Nursing Research Data Management
Data Management
Data
management is generally defined as the procedures taken to ensure the accuracy
of data, from data entry through data transformations. Although often a tedious
and time consuming process, data management is absolutely essential for good
science.
Data Entry
The
first step is data entry. Although this may occur in a variety of ways, from
being scanned in to being entered manually, the crucial point is that the
accuracy of the data be assessed before any manipulations are performed or
statistics produced.
Frequency distributions and descriptive statistics are
generated. Then each variable is inspected, as appropriate, for out of range
values, outliers, equality of groups, skewness, and missing data. Decisions
must be made about dealing with each of these.
Incorrect values must be
replaced with correct values or assigned to the missing values category.

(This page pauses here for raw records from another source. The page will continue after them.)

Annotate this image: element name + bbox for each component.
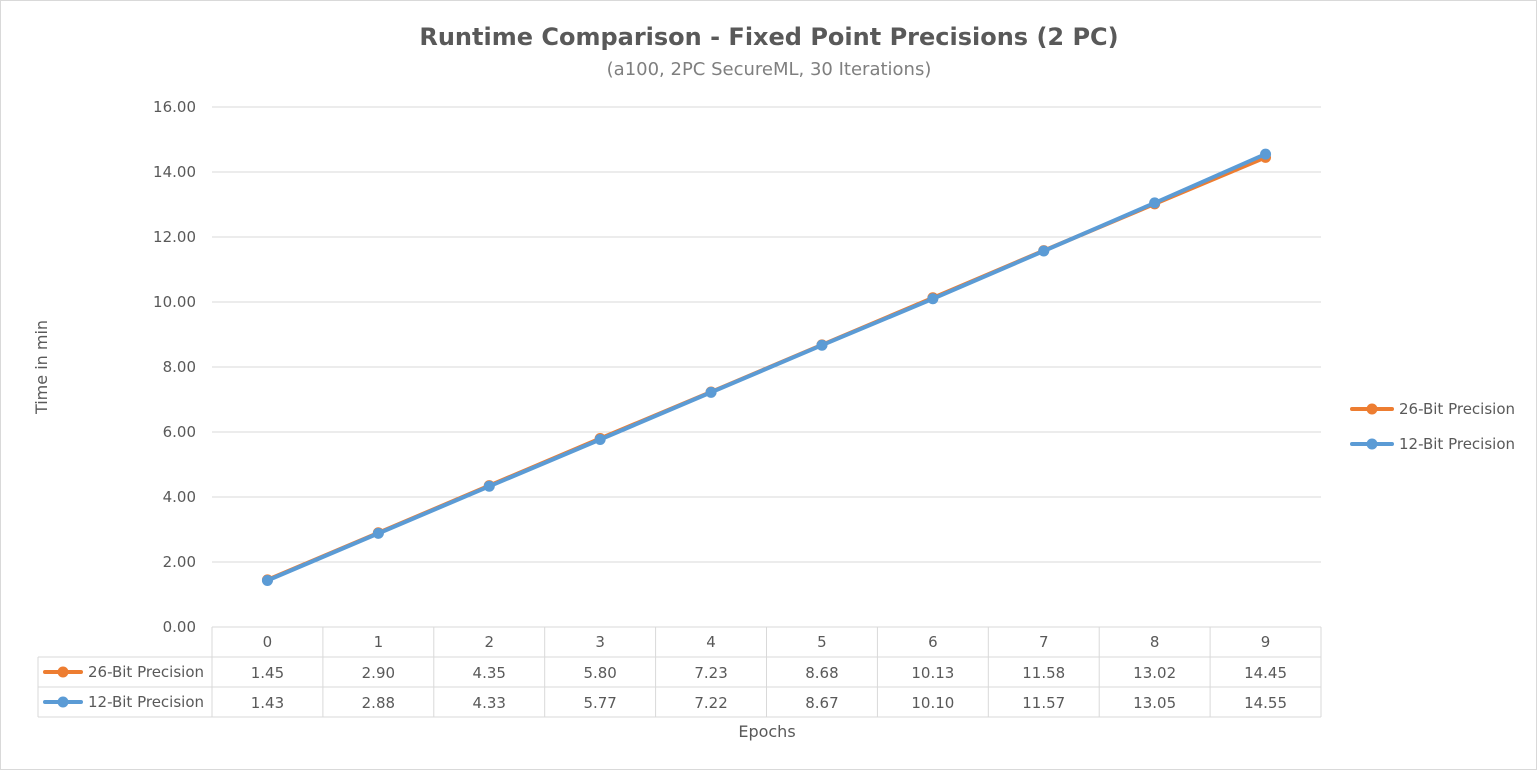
y-tick-label: 8.00: [163, 358, 196, 376]
legend: 26-Bit Precision 12-Bit Precision: [1350, 400, 1515, 453]
table-cell-value: 4.35: [473, 664, 506, 682]
legend-key-marker: [1366, 403, 1378, 415]
data-point: [1038, 245, 1050, 257]
table-cell-value: 10.13: [911, 664, 954, 682]
table-series-label: 12-Bit Precision: [88, 693, 204, 711]
x-tick-label: 0: [263, 633, 273, 651]
data-point: [816, 339, 828, 351]
x-tick-label: 2: [484, 633, 494, 651]
data-point: [1149, 197, 1161, 209]
y-tick-label: 12.00: [153, 228, 196, 246]
table-cell-value: 4.33: [473, 694, 506, 712]
y-tick-label: 0.00: [163, 618, 196, 636]
data-point: [261, 575, 273, 587]
table-series-label: 26-Bit Precision: [88, 663, 204, 681]
y-tick-label: 4.00: [163, 488, 196, 506]
series-line-1: [265, 152, 1268, 583]
table-legend-key-marker: [57, 696, 69, 708]
data-table: 0 1 2 3 4 5 6 7 8 9 26-Bit Precision 1.45 2.90 4.35 5.…: [37, 626, 1322, 718]
data-point: [927, 293, 939, 305]
data-point: [705, 386, 717, 398]
table-cell-value: 2.90: [362, 664, 395, 682]
table-cell-value: 5.80: [583, 664, 616, 682]
series-lines: [261, 148, 1272, 587]
data-point: [372, 527, 384, 539]
x-tick-label: 6: [928, 633, 938, 651]
x-tick-label: 7: [1039, 633, 1049, 651]
chart-title: Runtime Comparison - Fixed Point Precisi…: [419, 23, 1118, 51]
table-cell-value: 2.88: [362, 694, 395, 712]
y-tick-label: 6.00: [163, 423, 196, 441]
table-cell-value: 7.23: [694, 664, 727, 682]
data-point: [594, 433, 606, 445]
y-tick-label: 14.00: [153, 163, 196, 181]
x-tick-label: 3: [595, 633, 605, 651]
table-cell-value: 14.55: [1244, 694, 1287, 712]
table-cell-value: 5.77: [583, 694, 616, 712]
table-cell-value: 8.68: [805, 664, 838, 682]
table-cell-value: 10.10: [911, 694, 954, 712]
data-point: [483, 480, 495, 492]
x-axis-title: Epochs: [738, 722, 795, 741]
y-axis-tick-labels: 0.00 2.00 4.00 6.00 8.00 10.00 12.00 14.00 16.00: [153, 98, 196, 636]
table-cell-value: 14.45: [1244, 664, 1287, 682]
table-cell-value: 8.67: [805, 694, 838, 712]
table-cell-value: 13.05: [1133, 694, 1176, 712]
legend-label: 26-Bit Precision: [1399, 400, 1515, 418]
y-tick-label: 10.00: [153, 293, 196, 311]
x-tick-label: 4: [706, 633, 716, 651]
x-tick-label: 5: [817, 633, 827, 651]
x-tick-label: 9: [1261, 633, 1271, 651]
data-point: [1260, 148, 1272, 160]
x-tick-label: 1: [374, 633, 384, 651]
chart-subtitle: (a100, 2PC SecureML, 30 Iterations): [607, 59, 932, 80]
legend-label: 12-Bit Precision: [1399, 435, 1515, 453]
y-tick-label: 2.00: [163, 553, 196, 571]
table-cell-value: 13.02: [1133, 664, 1176, 682]
table-cell-value: 1.45: [251, 664, 284, 682]
x-tick-label: 8: [1150, 633, 1160, 651]
table-cell-value: 7.22: [694, 694, 727, 712]
legend-key-marker: [1366, 438, 1378, 450]
table-cell-value: 1.43: [251, 694, 284, 712]
table-legend-key-marker: [57, 666, 69, 678]
table-cell-value: 11.58: [1022, 664, 1065, 682]
table-cell-value: 11.57: [1022, 694, 1065, 712]
y-axis-title: Time in min: [32, 320, 51, 415]
y-tick-label: 16.00: [153, 98, 196, 116]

Outliers must be investigated and dealt with. If a categorical variable is
supposed to have four categories but only three have adequate numbers of
subjects, one must decide about eliminating the fourth category or combining it
with one of the others.
If continuous variable is skewed, data transformations
may be attempted or nonparametric statistics employed. Once each variable has
been inspected and corrected where necessary, new variables may be created.
This might include the development of total scores for a group of items, sub
scores, and so forth. Each of these new variables must also be checked for
outliers, skewness, and out-of-range values. The creation of some new variables
may involve the use of sophisticated techniques such as factor and reliability
analyses.
Cautions About Data Management
Prior
to each statistical test, the assumptions underlying the test must be checked.
If violated, alternative approaches must be sought. Careful attention to data
management must underlie data analysis. It ensures the validity of the data and
the appropriateness of the analyses.